Activation of brainstem endorphinergic neurons causes cardiovascular depression and facilitates baroreflex bradycardia.

The effects of electrical stimulation of the arcuate nucleus on blood pressure, heart rate and baroreflex sensitivity were studied in urethane-anesthetized Sprague-Dawley rats. Stimulation of the mid-anterior parts of the arcuate nucleus at 80 Hz, 0.8 ms and 50-200 microA caused a biphasic, depressor/pressor, response and moderate bradycardia. Intravenous administration of a vasopressin V1-receptor antagonist eliminated the pressor component and unmasked a pure depressor response. This depressor response could be inhibited by naltrexone, 2 mg/kg i.v., by an antiserum against beta-endorphin, 100 nl injected directly into the ipsilateral nucleus tractus solitarii, or by deafferentation of the dorsal vagal complex (nucleus tractus solitarii and dorsal vagal nucleus) by an ipsilateral, dorsolateral knife-cut of the medulla oblongata.
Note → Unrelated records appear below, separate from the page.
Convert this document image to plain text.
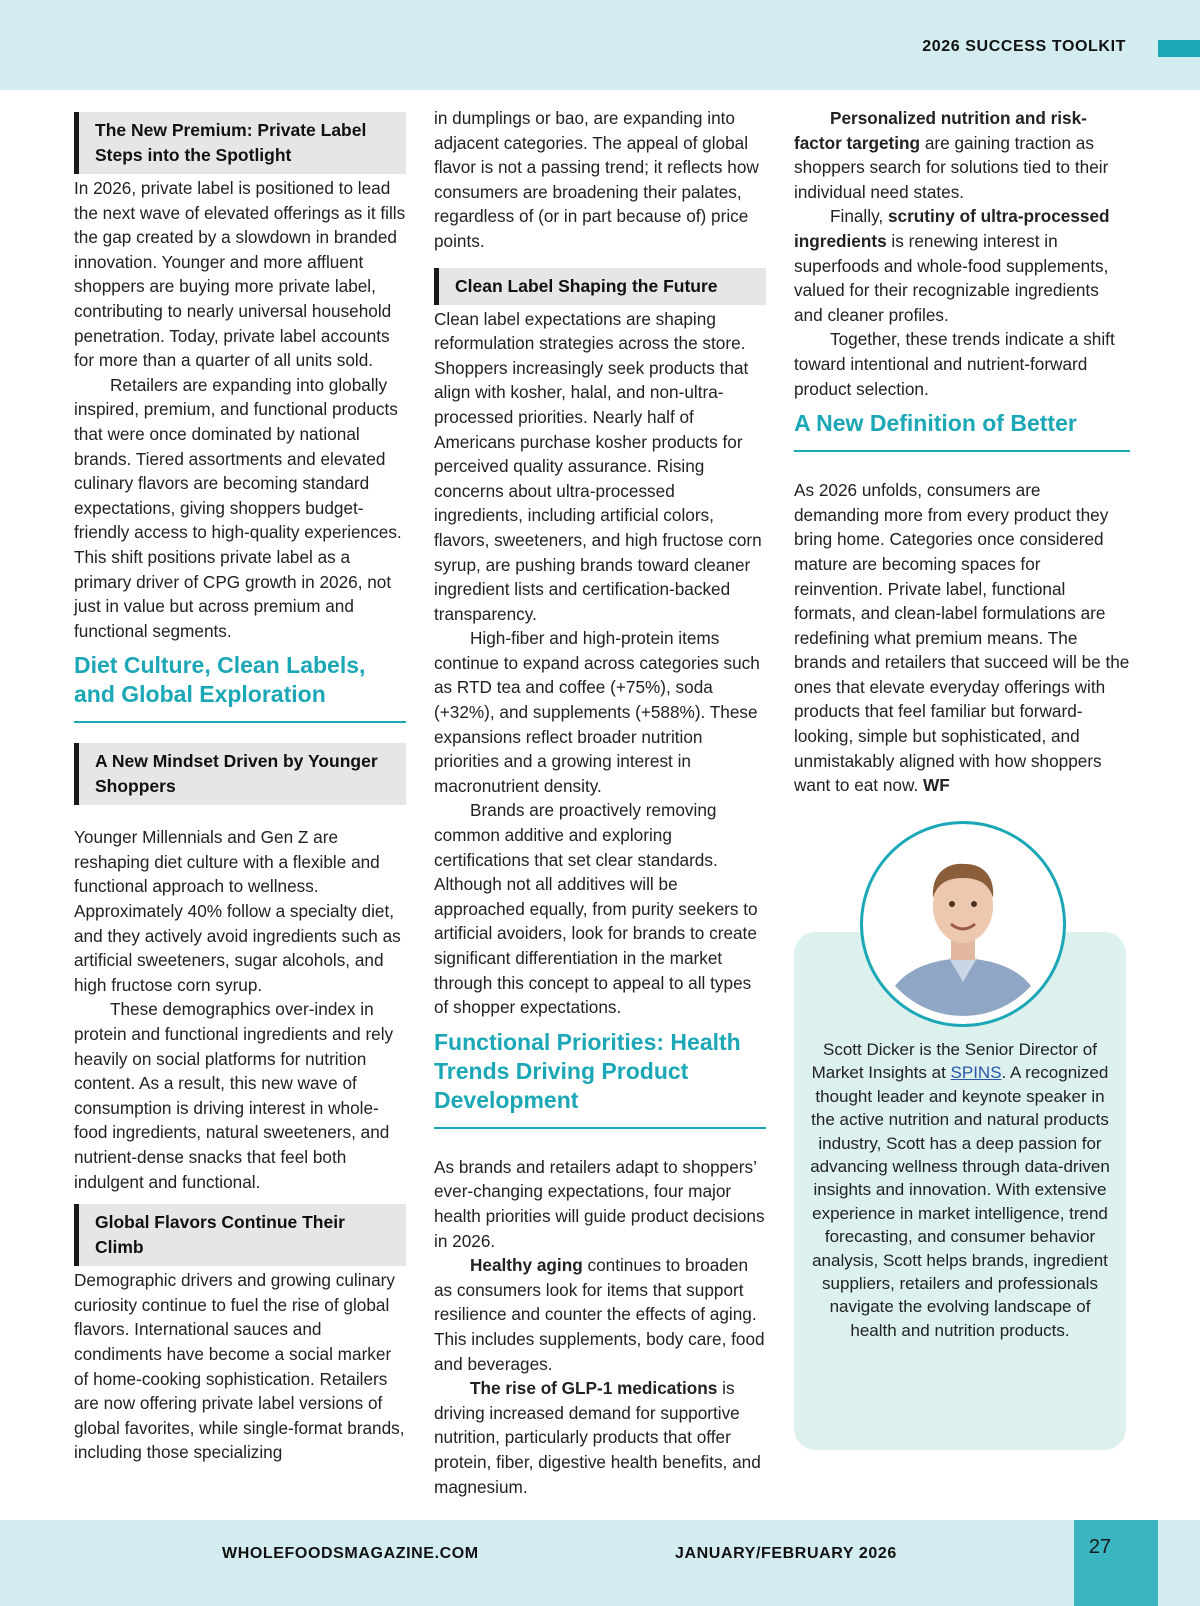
2026 SUCCESS TOOLKIT
The New Premium: Private Label Steps into the Spotlight

In 2026, private label is positioned to lead the next wave of elevated offerings as it fills the gap created by a slowdown in branded innovation. Younger and more affluent shoppers are buying more private label, contributing to nearly universal household penetration. Today, private label accounts for more than a quarter of all units sold.

Retailers are expanding into globally inspired, premium, and functional products that were once dominated by national brands. Tiered assortments and elevated culinary flavors are becoming standard expectations, giving shoppers budget-friendly access to high-quality experiences. This shift positions private label as a primary driver of CPG growth in 2026, not just in value but across premium and functional segments.

Diet Culture, Clean Labels, and Global Exploration
A New Mindset Driven by Younger Shoppers

Younger Millennials and Gen Z are reshaping diet culture with a flexible and functional approach to wellness. Approximately 40% follow a specialty diet, and they actively avoid ingredients such as artificial sweeteners, sugar alcohols, and high fructose corn syrup.

These demographics over-index in protein and functional ingredients and rely heavily on social platforms for nutrition content. As a result, this new wave of consumption is driving interest in whole-food ingredients, natural sweeteners, and nutrient-dense snacks that feel both indulgent and functional.

Global Flavors Continue Their Climb

Demographic drivers and growing culinary curiosity continue to fuel the rise of global flavors. International sauces and condiments have become a social marker of home-cooking sophistication. Retailers are now offering private label versions of global favorites, while single-format brands, including those specializing

in dumplings or bao, are expanding into adjacent categories. The appeal of global flavor is not a passing trend; it reflects how consumers are broadening their palates, regardless of (or in part because of) price points.

Clean Label Shaping the Future

Clean label expectations are shaping reformulation strategies across the store. Shoppers increasingly seek products that align with kosher, halal, and non-ultra-processed priorities. Nearly half of Americans purchase kosher products for perceived quality assurance. Rising concerns about ultra-processed ingredients, including artificial colors, flavors, sweeteners, and high fructose corn syrup, are pushing brands toward cleaner ingredient lists and certification-backed transparency.

High-fiber and high-protein items continue to expand across categories such as RTD tea and coffee (+75%), soda (+32%), and supplements (+588%). These expansions reflect broader nutrition priorities and a growing interest in macronutrient density.

Brands are proactively removing common additive and exploring certifications that set clear standards. Although not all additives will be approached equally, from purity seekers to artificial avoiders, look for brands to create significant differentiation in the market through this concept to appeal to all types of shopper expectations.

Functional Priorities: Health Trends Driving Product Development

As brands and retailers adapt to shoppers’ ever-changing expectations, four major health priorities will guide product decisions in 2026.

Healthy aging continues to broaden as consumers look for items that support resilience and counter the effects of aging. This includes supplements, body care, food and beverages.

The rise of GLP-1 medications is driving increased demand for supportive nutrition, particularly products that offer protein, fiber, digestive health benefits, and magnesium.

Personalized nutrition and risk-factor targeting are gaining traction as shoppers search for solutions tied to their individual need states.

Finally, scrutiny of ultra-processed ingredients is renewing interest in superfoods and whole-food supplements, valued for their recognizable ingredients and cleaner profiles.

Together, these trends indicate a shift toward intentional and nutrient-forward product selection.

A New Definition of Better

As 2026 unfolds, consumers are demanding more from every product they bring home. Categories once considered mature are becoming spaces for reinvention. Private label, functional formats, and clean-label formulations are redefining what premium means. The brands and retailers that succeed will be the ones that elevate everyday offerings with products that feel familiar but forward-looking, simple but sophisticated, and unmistakably aligned with how shoppers want to eat now. WF

Scott Dicker is the Senior Director of Market Insights at SPINS. A recognized thought leader and keynote speaker in the active nutrition and natural products industry, Scott has a deep passion for advancing wellness through data-driven insights and innovation. With extensive experience in market intelligence, trend forecasting, and consumer behavior analysis, Scott helps brands, ingredient suppliers, retailers and professionals navigate the evolving landscape of health and nutrition products.
WHOLEFOODSMAGAZINE.COM	JANUARY/FEBRUARY 2026	27
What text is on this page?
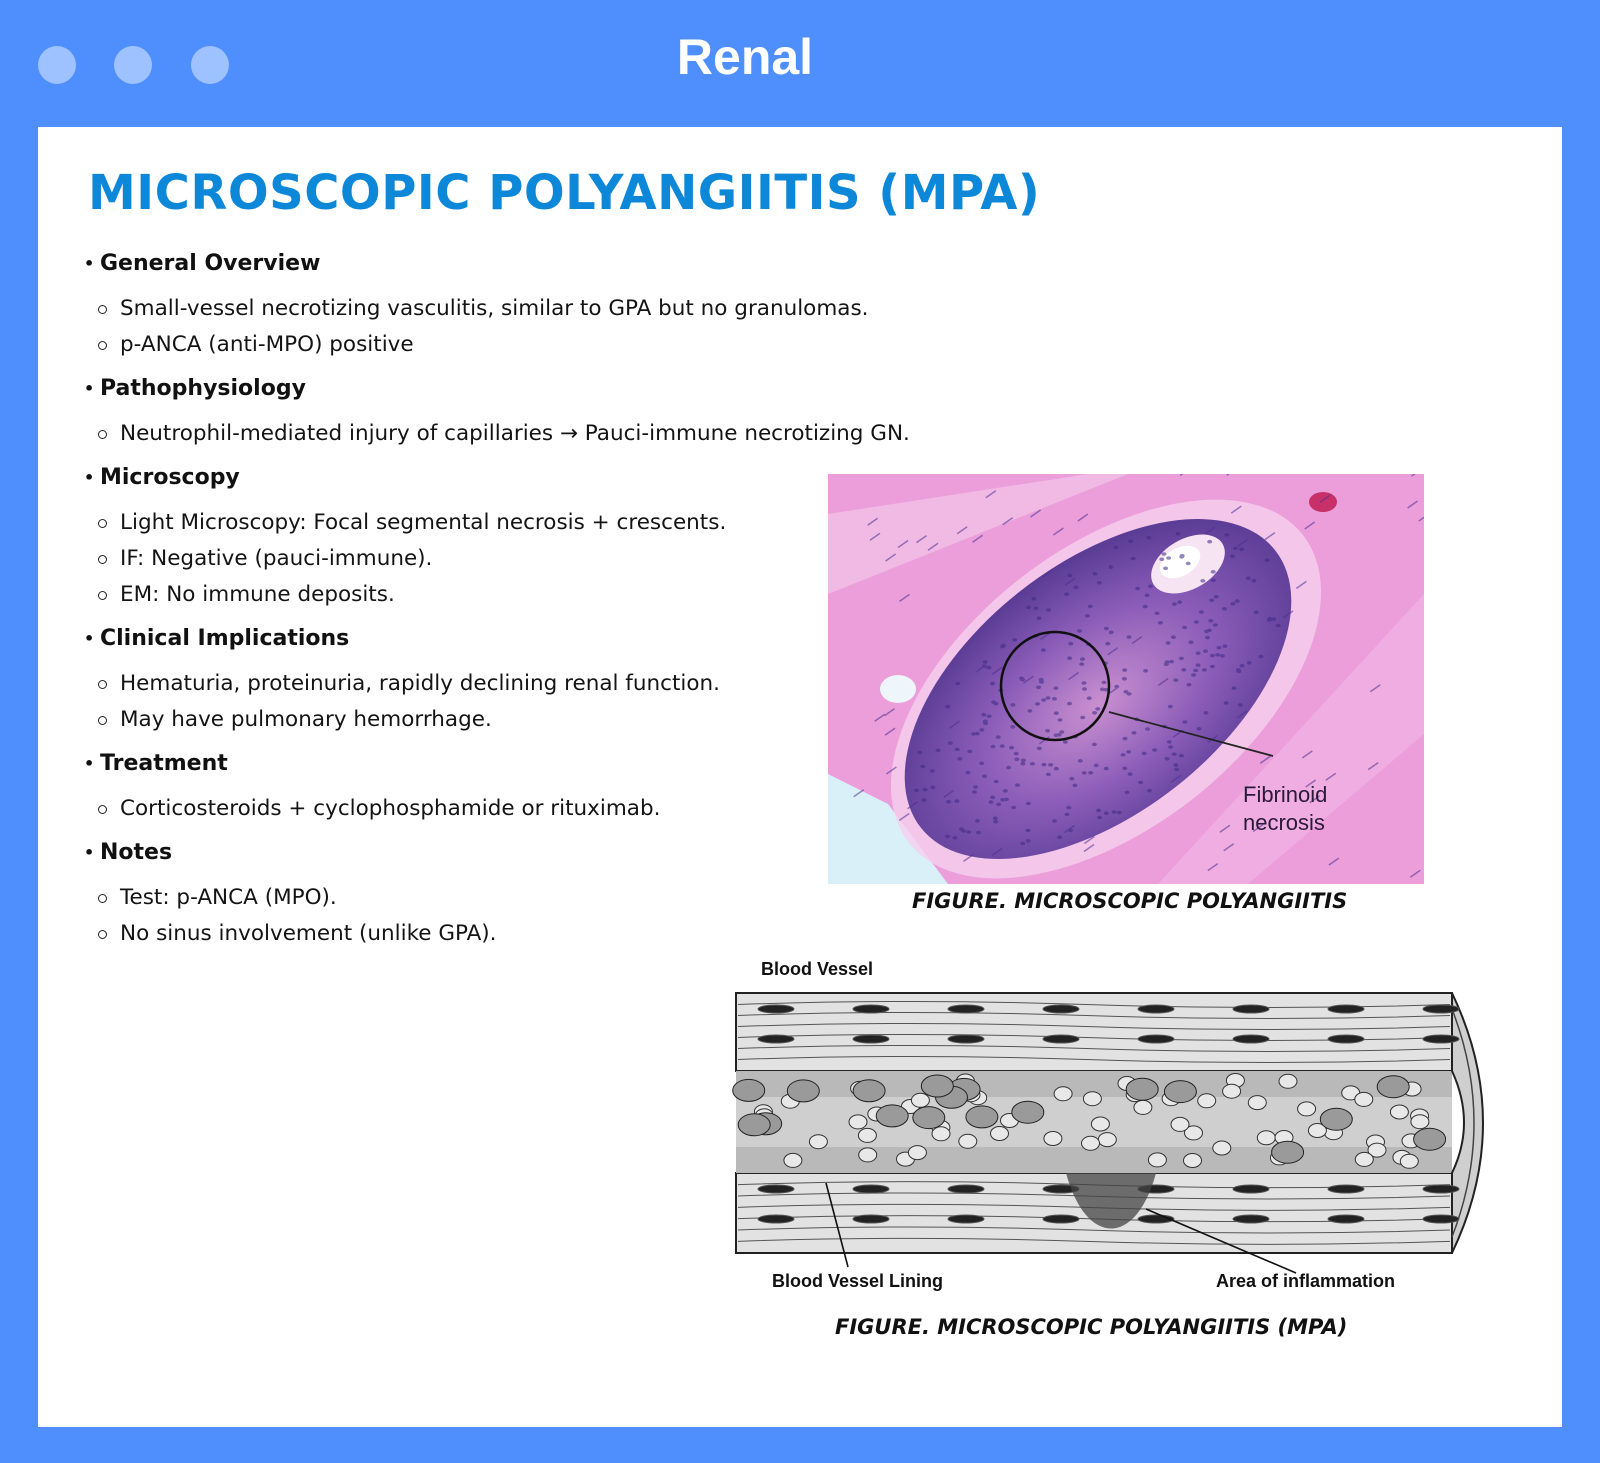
Renal
MICROSCOPIC POLYANGIITIS (MPA)
• General Overview
Small-vessel necrotizing vasculitis, similar to GPA but no granulomas.
p-ANCA (anti-MPO) positive
• Pathophysiology
Neutrophil-mediated injury of capillaries → Pauci-immune necrotizing GN.
• Microscopy
Light Microscopy: Focal segmental necrosis + crescents.
IF: Negative (pauci-immune).
EM: No immune deposits.
• Clinical Implications
Hematuria, proteinuria, rapidly declining renal function.
May have pulmonary hemorrhage.
• Treatment
Corticosteroids + cyclophosphamide or rituximab.
• Notes
Test: p-ANCA (MPO).
No sinus involvement (unlike GPA).
Fibrinoid
necrosis
FIGURE. MICROSCOPIC POLYANGIITIS
Blood Vessel
Blood Vessel Lining	Area of inflammation
FIGURE. MICROSCOPIC POLYANGIITIS (MPA)
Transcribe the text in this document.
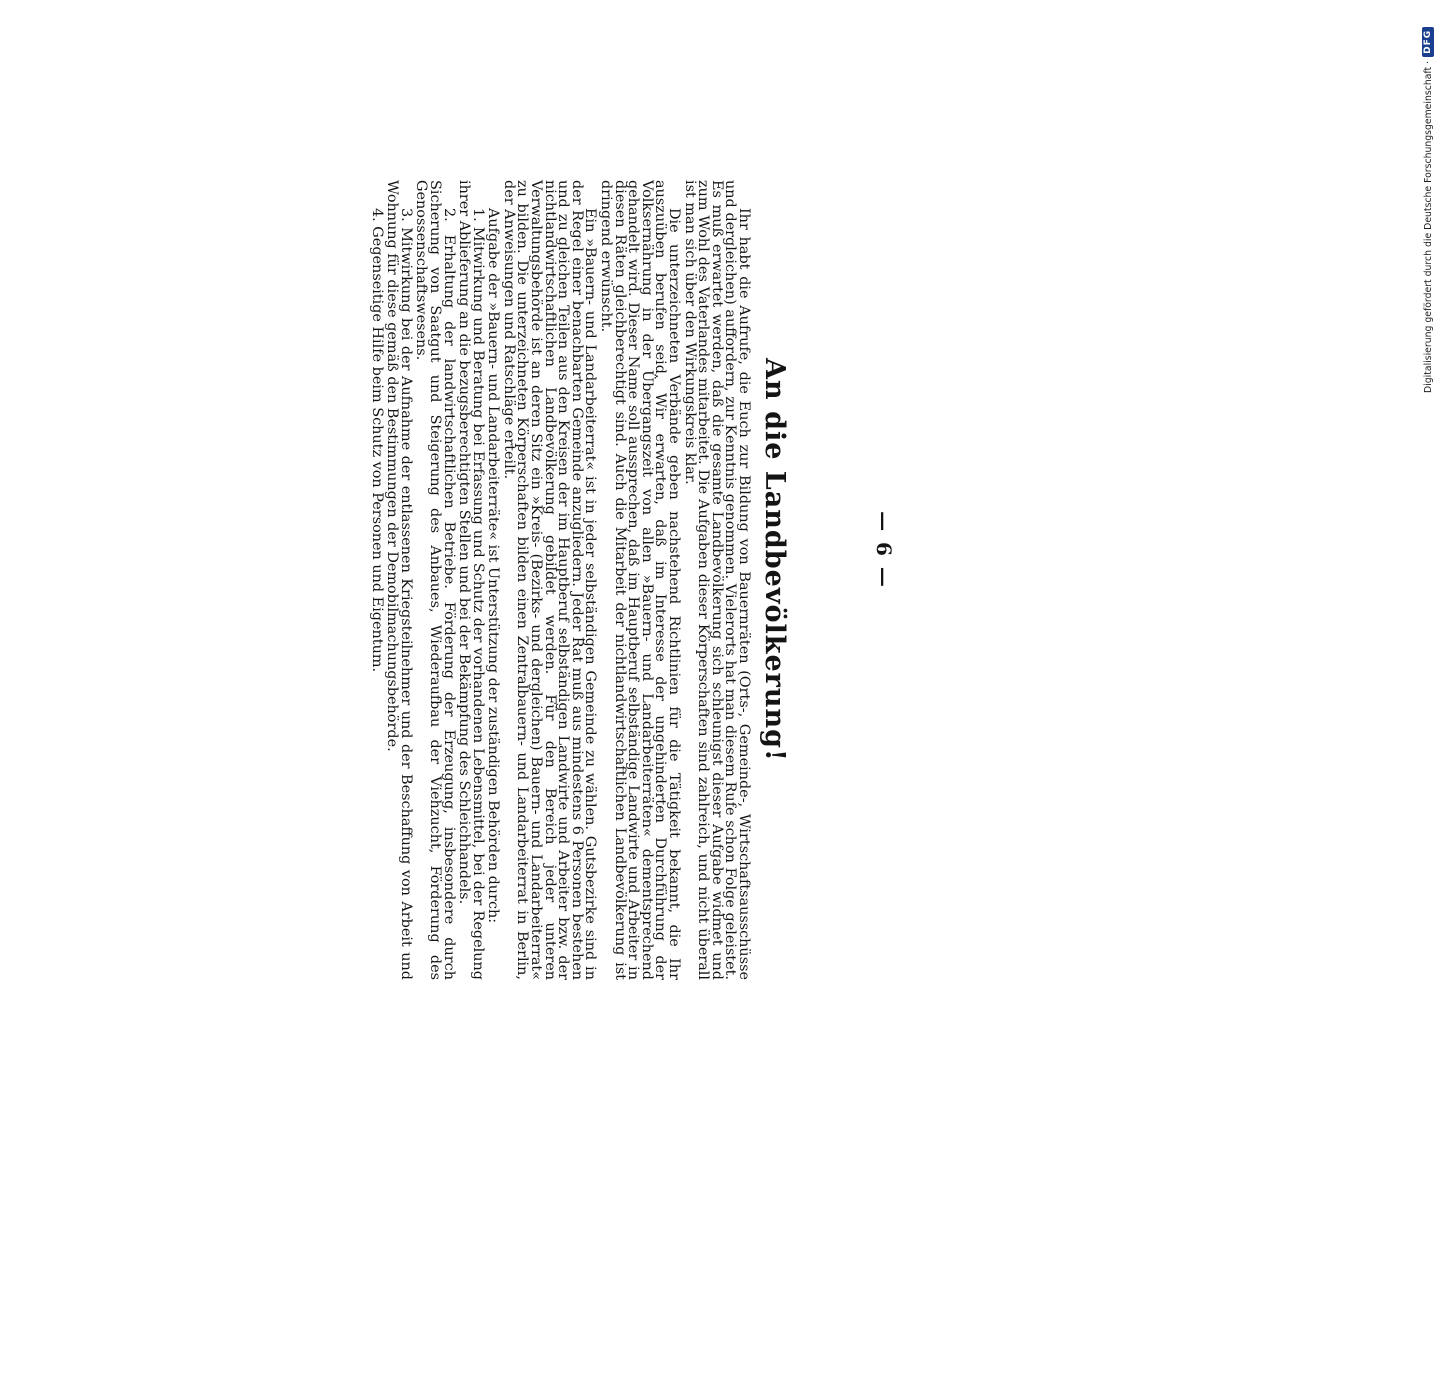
— 6 —
An die Landbevölkerung!

Ihr habt die Aufrufe, die Euch zur Bildung von Bauernräten (Orts-, Gemeinde-, Wirtschaftsausschüsse und dergleichen) auffordern, zur Kenntnis genommen. Vielerorts hat man diesem Rufe schon Folge geleistet. Es muß erwartet werden, daß die gesamte Landbevölkerung sich schleunigst dieser Aufgabe widmet und zum Wohl des Vaterlandes mitarbeitet. Die Aufgaben dieser Körperschaften sind zahlreich, und nicht überall ist man sich über den Wirkungskreis klar.

Die unterzeichneten Verbände geben nachstehend Richtlinien für die Tätigkeit bekannt, die Ihr auszuüben berufen seid. Wir erwarten, daß im Interesse der ungehinderten Durchführung der Volksernährung in der Übergangszeit von allen »Bauern- und Landarbeiterräten« dementsprechend gehandelt wird. Dieser Name soll aussprechen, daß im Hauptberuf selbständige Landwirte und Arbeiter in diesen Räten gleichberechtigt sind. Auch die Mitarbeit der nichtlandwirtschaftlichen Landbevölkerung ist dringend erwünscht.

Ein »Bauern- und Landarbeiterrat« ist in jeder selbständigen Gemeinde zu wählen. Gutsbezirke sind in der Regel einer benachbarten Gemeinde anzugliedern. Jeder Rat muß aus mindestens 6 Personen bestehen und zu gleichen Teilen aus den Kreisen der im Hauptberuf selbständigen Landwirte und Arbeiter bzw. der nichtlandwirtschaftlichen Landbevölkerung gebildet werden. Für den Bereich jeder unteren Verwaltungsbehörde ist an deren Sitz ein »Kreis- (Bezirks- und dergleichen) Bauern- und Landarbeiterrat« zu bilden. Die unterzeichneten Körperschaften bilden einen Zentralbauern- und Landarbeiterrat in Berlin, der Anweisungen und Ratschläge erteilt.

Aufgabe der »Bauern- und Landarbeiterräte« ist Unterstützung der zuständigen Behörden durch:

1. Mitwirkung und Beratung bei Erfassung und Schutz der vorhandenen Lebensmittel, bei der Regelung ihrer Ablieferung an die bezugsberechtigten Stellen und bei der Bekämpfung des Schleichhandels.

2. Erhaltung der landwirtschaftlichen Betriebe. Förderung der Erzeugung, insbesondere durch Sicherung von Saatgut und Steigerung des Anbaues, Wiederaufbau der Viehzucht, Förderung des Genossenschaftswesens.

3. Mitwirkung bei der Aufnahme der entlassenen Kriegsteilnehmer und der Beschaffung von Arbeit und Wohnung für diese gemäß den Bestimmungen der Demobilmachungsbehörde.

4. Gegenseitige Hilfe beim Schutz von Personen und Eigentum.	Digitalisierung gefördert durch die Deutsche Forschungsgemeinschaft ·
DFG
Stimulation of the arcuate nucleus at currents of 20-40 microA did not influence basal blood pressure or heart rate but potentiated the reflex bradycardia induced by phenylephrine, and this effect was completely blocked by naltrexone. It is concluded that a beta-endorphin-containing pathway projecting from the arcuate nucleus to the ipsilateral dorsal vagal complex is involved in depressor cardiovascular regulation and in the facilitation of baroreflex bradycardia.